After 42 years, Swarthmore’s 1975 Class President From Harlem Graduates

May 30, 2017

When Charles “Kip” Davis was supposed to graduate Swarthmore College in 1975, the Vietnam War had just ended and Bill Gates had just founded Microsoft.

Now, 42 years later, the former Swarthmore class president has received his diploma and graduated as a member of the Class of 2017.

“It was amazing – I was stunned at the reaction of the audience and the standing ovation I received from the faculty,” said Davis, 63, of Harlem, N.Y. “It was liberating to have those doubts and that sense of lacking something go away.”

Swarthmore College is happy to claim him.

“Kip Davis exemplifies Swarthmore’s tradition of cultivating life-long learners,” said college president Valerie Smith in an emailed statement. “We are so proud to count him among our graduates.”

Davis, a senior account manager for an international market research firm, began his undergraduate education at Swarthmore in 1971. But when graduation arrived four years later, he had not completed his senior thesis and could receive his degree.

“I think I just burned out emotionally and academically,” said Davis, of Harlem, N.Y. “I thought of college as an end point, and not a beginning point.”

Despite not receiving a degree, as class president Davis got to deliver a commencement speech. It focused on following one’s passion rather than competing for a career – advice he followed as he pursued a theater career post-Swarthmore, working as an actor in New Haven, Conn., and New York and attending the American Conservatory Theater in 1978.

Through theater, Davis began a gradual re-engagement with the college. Ten years after giving the commencement speech, the opera he co-wrote, X: The Life and Times of Malcolm X, was performed at the university before moving to the New York City Opera in 1986.

Davis said returning to Swarthmore helped him realize how much he missed being in that intellectual environment. So, in 2007 when the opportunity arose to enroll in an alumni course with his former professor Philip Weinstein, Davis jumped on it. Taking the course encouraged him to be a more active alumnus and mentor for students, and Davis went on to found the Swarthmore Black Alumni Network in 2013 and become a member of the Swarthmore Alumni Council in 2015.

However, in his work advising students, Davis found himself emphasizing the importance of the senior thesis, advice he felt was “intellectually dishonest” since he hadn’t completed the the project himself.
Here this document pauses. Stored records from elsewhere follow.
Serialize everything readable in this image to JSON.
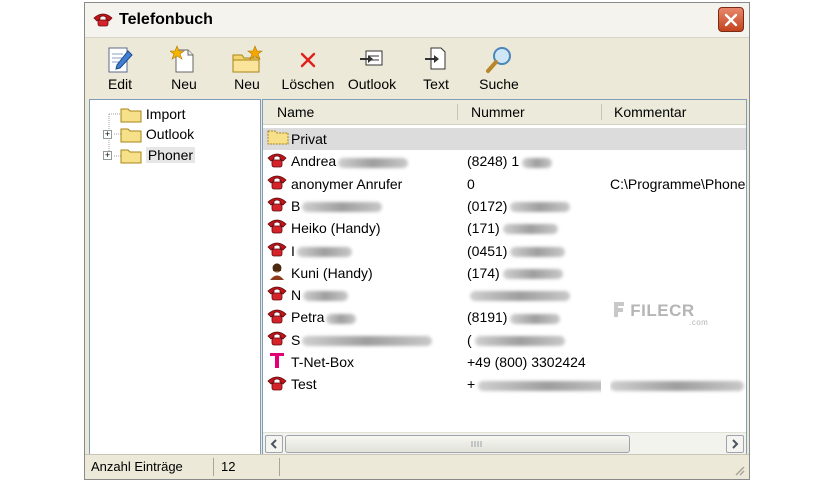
{
  "window": {
    "title": "Telefonbuch"
  },
  "toolbar": {
    "edit": "Edit",
    "neu1": "Neu",
    "neu2": "Neu",
    "loeschen": "Löschen",
    "outlook": "Outlook",
    "text": "Text",
    "suche": "Suche"
  },
  "tree": {
    "items": [
      {
        "label": "Import",
        "expandable": false
      },
      {
        "label": "Outlook",
        "expandable": true
      },
      {
        "label": "Phoner",
        "expandable": true,
        "selected": true
      }
    ]
  },
  "list": {
    "columns": [
      "Name",
      "Nummer",
      "Kommentar"
    ],
    "rows": [
      {
        "icon": "folder-icon",
        "name": "Privat",
        "nummer": "",
        "kommentar": "",
        "selected": true
      },
      {
        "icon": "phone-icon",
        "name": "Andrea",
        "nummer": "(8248) 1",
        "kommentar": ""
      },
      {
        "icon": "phone-icon",
        "name": "anonymer Anrufer",
        "nummer": "0",
        "kommentar": "C:\\Programme\\Phone"
      },
      {
        "icon": "phone-icon",
        "name": "B",
        "nummer": "(0172)",
        "kommentar": ""
      },
      {
        "icon": "phone-icon",
        "name": "Heiko (Handy)",
        "nummer": "(171)",
        "kommentar": ""
      },
      {
        "icon": "phone-icon",
        "name": "I",
        "nummer": "(0451)",
        "kommentar": ""
      },
      {
        "icon": "person-icon",
        "name": "Kuni (Handy)",
        "nummer": "(174)",
        "kommentar": ""
      },
      {
        "icon": "phone-icon",
        "name": "N",
        "nummer": "",
        "kommentar": ""
      },
      {
        "icon": "phone-icon",
        "name": "Petra",
        "nummer": "(8191)",
        "kommentar": ""
      },
      {
        "icon": "phone-icon",
        "name": "S",
        "nummer": "(",
        "kommentar": ""
      },
      {
        "icon": "telekom-icon",
        "name": "T-Net-Box",
        "nummer": "+49 (800) 3302424",
        "kommentar": ""
      },
      {
        "icon": "phone-icon",
        "name": "Test",
        "nummer": "+",
        "kommentar": ""
      }
    ]
  },
  "status": {
    "label": "Anzahl Einträge",
    "count": "12"
  },
  "watermark": {
    "brand": "FILECR",
    "suffix": ".com"
  },
  "colors": {
    "phone_red": "#c0141c",
    "folder_yellow": "#f7e08a",
    "selection": "#dcdcdc",
    "telekom": "#e20074"
  }
}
Last July, Davis began to inquire how he could get his diploma and discovered his thesis paper was all that stood in his way.

Professor Sarah Willie-LeBreton, chair of the college’s Sociology and Anthropology Department, became Davis’ mentor and started him off “like all the other seniors.”

“The yearning for him to finish this last piece of business was really strong,” said Willie-LeBreton, who has advised hundreds of students in her 20 years at Swarthmore. “His emotion, and his persistence, and his desire to get the research right and get the writing right was so clear and unequivocal.”

Davis wrote his thesis on a topic especially close to his heart: Oak Bluffs, Mass., a middle-class African American enclave on Martha’s Vineyard where his family has owned a house since 1955.

In his 140-page paper, Davis argued that the community “provides a refuge from stereotypes and racism in mainstream America” and remains incredibly important today.

With his thesis complete and the support of family and friends, Davis graduated with a degree in Sociology and Anthropology on May 21.

As he proudly stood among the younger members of his graduating class, Willie-LeBreton said Davis demonstrated to other students the importance of following their dreams.

“I think it sends the message that their success in life is not because of their degree, their success in life is that they have the tools and an incredible network,” she added. “Once a Swattie, always a Swattie.”

Davis certainly agrees and plans to continue his involvement with the College.

“I’m just eager to get on with the rest of my life,” he said. “But unlike most undergraduates I’ll be back, so see you in the fall!”